Escolhendo locações  que ficam no centro do Rio, vê-se um lado pesado, urbano e de tons soturnos da cidade. A direção de Daniel Filho (A Partilha) eleva essa potencialidade, justamente nestes planos gerais de prédios e construções mais sóbrias, sendo aqui o segundo destaque apontável. O olhar de Filho nesta adaptação colabora com a ambientação policial.

Todavia, a seleção de planos e movimentações falha em uma determinada parte do filme. Uma das questões mais debatidas em relação ao cinema é a utilização de cenas de estupro no audiovisual. Além do “tê-las ou não”, o como as rodar é um foco de atenção nestes debates. Em O Silêncio da Chuva duas saídas seriam realizáveis. Uma: mudar a forma como Aurélio é derrotado ou criar uma decupagem que deixasse esta sequência menos explícita e violenta, principalmente a primeira parte dela.
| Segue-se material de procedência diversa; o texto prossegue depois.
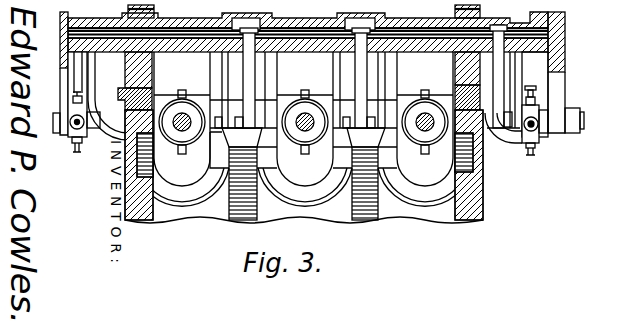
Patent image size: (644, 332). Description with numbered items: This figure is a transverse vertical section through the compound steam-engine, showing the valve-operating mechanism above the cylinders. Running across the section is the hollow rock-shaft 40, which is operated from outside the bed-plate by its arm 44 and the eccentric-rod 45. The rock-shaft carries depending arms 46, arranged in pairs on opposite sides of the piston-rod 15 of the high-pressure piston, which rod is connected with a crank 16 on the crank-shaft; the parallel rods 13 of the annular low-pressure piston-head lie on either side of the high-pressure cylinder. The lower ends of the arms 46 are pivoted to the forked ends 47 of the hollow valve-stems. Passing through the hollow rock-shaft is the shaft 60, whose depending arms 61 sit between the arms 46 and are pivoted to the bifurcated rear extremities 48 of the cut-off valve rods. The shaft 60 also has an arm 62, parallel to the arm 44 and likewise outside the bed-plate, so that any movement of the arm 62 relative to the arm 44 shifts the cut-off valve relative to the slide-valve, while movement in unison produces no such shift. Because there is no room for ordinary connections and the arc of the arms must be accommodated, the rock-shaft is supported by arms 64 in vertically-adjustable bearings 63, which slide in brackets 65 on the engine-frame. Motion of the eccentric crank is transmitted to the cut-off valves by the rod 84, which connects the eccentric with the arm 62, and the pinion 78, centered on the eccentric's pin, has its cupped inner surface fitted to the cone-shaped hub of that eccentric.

The parallel rods 13 is at (180, 128).
The piston-rod 15 is at (303, 129).
The crank 16 is at (338, 80).
The rock-shaft 40 is at (199, 25).
The arm 44 is at (560, 78).
The eccentric-rod 45 is at (585, 119).
The depending arms 46 is at (224, 63).
The forked ends 47 is at (239, 127).
The bifurcated rear extremities 48 is at (247, 129).
The shaft 60 is at (101, 29).
The depending arms 61 is at (335, 60).
The arm 62 is at (496, 70).
The vertically-adjustable bearings 63 is at (152, 57).
The arms 64 is at (88, 89).
The brackets 65 is at (129, 74).
The pinion or segment of a pinion 78 is at (539, 130).
The rod 84 is at (507, 134).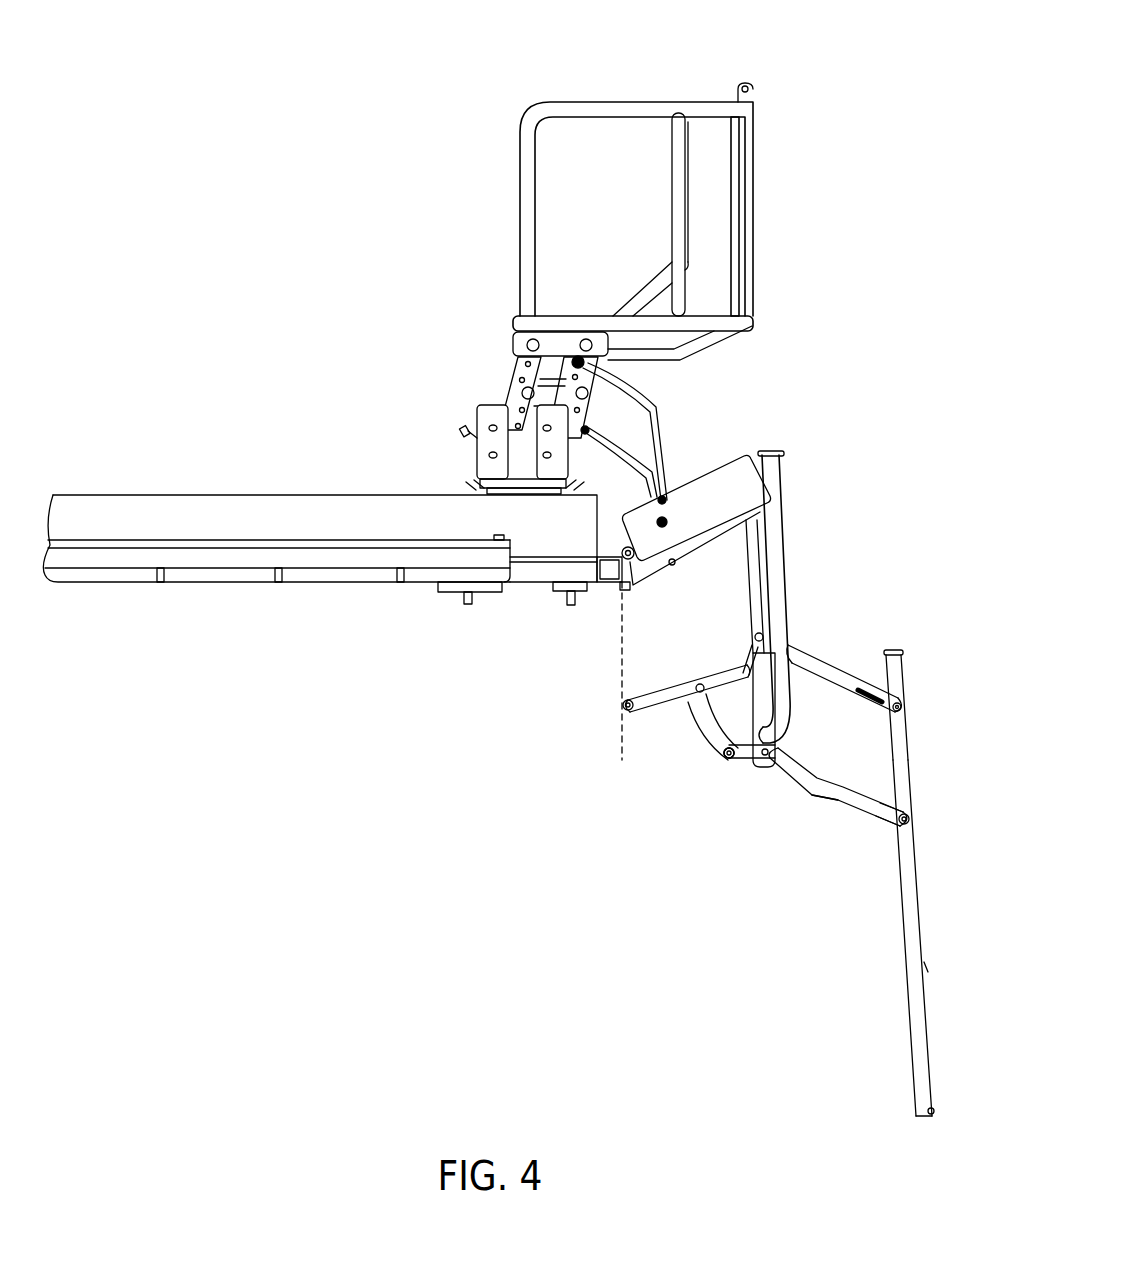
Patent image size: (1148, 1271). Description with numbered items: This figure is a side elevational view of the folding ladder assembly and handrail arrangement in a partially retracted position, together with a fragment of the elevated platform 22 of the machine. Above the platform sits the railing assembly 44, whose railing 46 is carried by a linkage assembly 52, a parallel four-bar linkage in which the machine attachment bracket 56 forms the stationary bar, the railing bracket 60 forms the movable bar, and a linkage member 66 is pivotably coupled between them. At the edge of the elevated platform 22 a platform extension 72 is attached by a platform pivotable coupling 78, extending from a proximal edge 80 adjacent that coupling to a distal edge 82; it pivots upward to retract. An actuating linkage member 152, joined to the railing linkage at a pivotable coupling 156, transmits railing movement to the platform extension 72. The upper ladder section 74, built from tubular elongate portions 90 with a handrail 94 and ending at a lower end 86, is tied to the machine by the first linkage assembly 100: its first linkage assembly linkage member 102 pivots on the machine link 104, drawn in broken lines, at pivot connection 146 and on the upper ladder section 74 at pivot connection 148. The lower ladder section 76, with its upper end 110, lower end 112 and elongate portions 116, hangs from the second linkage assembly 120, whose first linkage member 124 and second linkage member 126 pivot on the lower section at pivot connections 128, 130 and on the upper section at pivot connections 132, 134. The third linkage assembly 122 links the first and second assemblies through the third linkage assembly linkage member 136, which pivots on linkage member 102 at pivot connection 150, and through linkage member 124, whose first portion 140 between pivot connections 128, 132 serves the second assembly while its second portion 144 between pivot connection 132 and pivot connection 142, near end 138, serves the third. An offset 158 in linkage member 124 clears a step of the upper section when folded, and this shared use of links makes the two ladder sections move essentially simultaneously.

O encontro de soluções para reduzir este trato do corpo e da figura da mulher violentada no audiovisual cabe aos realizadores. Assim, esta conclusão é difícil de acompanhar, pois a brutalidade do ocorrido ganha destaque nos enquadramentos e movimentações. Todavia, a queda qualitativa não é exclusividade desta cena. D

evido a outros problemas, obviamente, existem problemas durante a sessão. Um deles é a iluminação. É bem verdade que há uma vontade de colocar no ecrã um Rio de Janeiro distinto do que se está acostumado a ver. Esta estratégia é louvável. No entanto, a forma com a luz é utilizada compromete a fruição das ações ou reduz o impacto dos acontecimentos ali mostrados.

Além disso, existe um desnível rítmico. Ainda que a atuação de Thalita consiga empurrar e direcionar as velocidades durante a projeção, melhorando o desenvolvimento da narrativa, algumas voltas dentro do enredo provocam uma sensação de tédio. Quem está assistindo já compreendeu boa parte da situação colocada no longa e fica ansiando por ver as situações se encaminharem, porém sequências semelhantes causam um deja vu que tem, como consequência, um tédio e uma dispersão.

Desta maneira, no geral, O Silêncio da Chuva possui um resultado quase médio. Contendo instantes bem elaborados de suspense, ação e até comédia, ele vale ser visto, ainda que com momentos intragáveis ou um pouco tediosos.

Direção: Daniel Filho

Elenco: Lázaro Ramos, Thalita Carauta, Cláudia Abreu.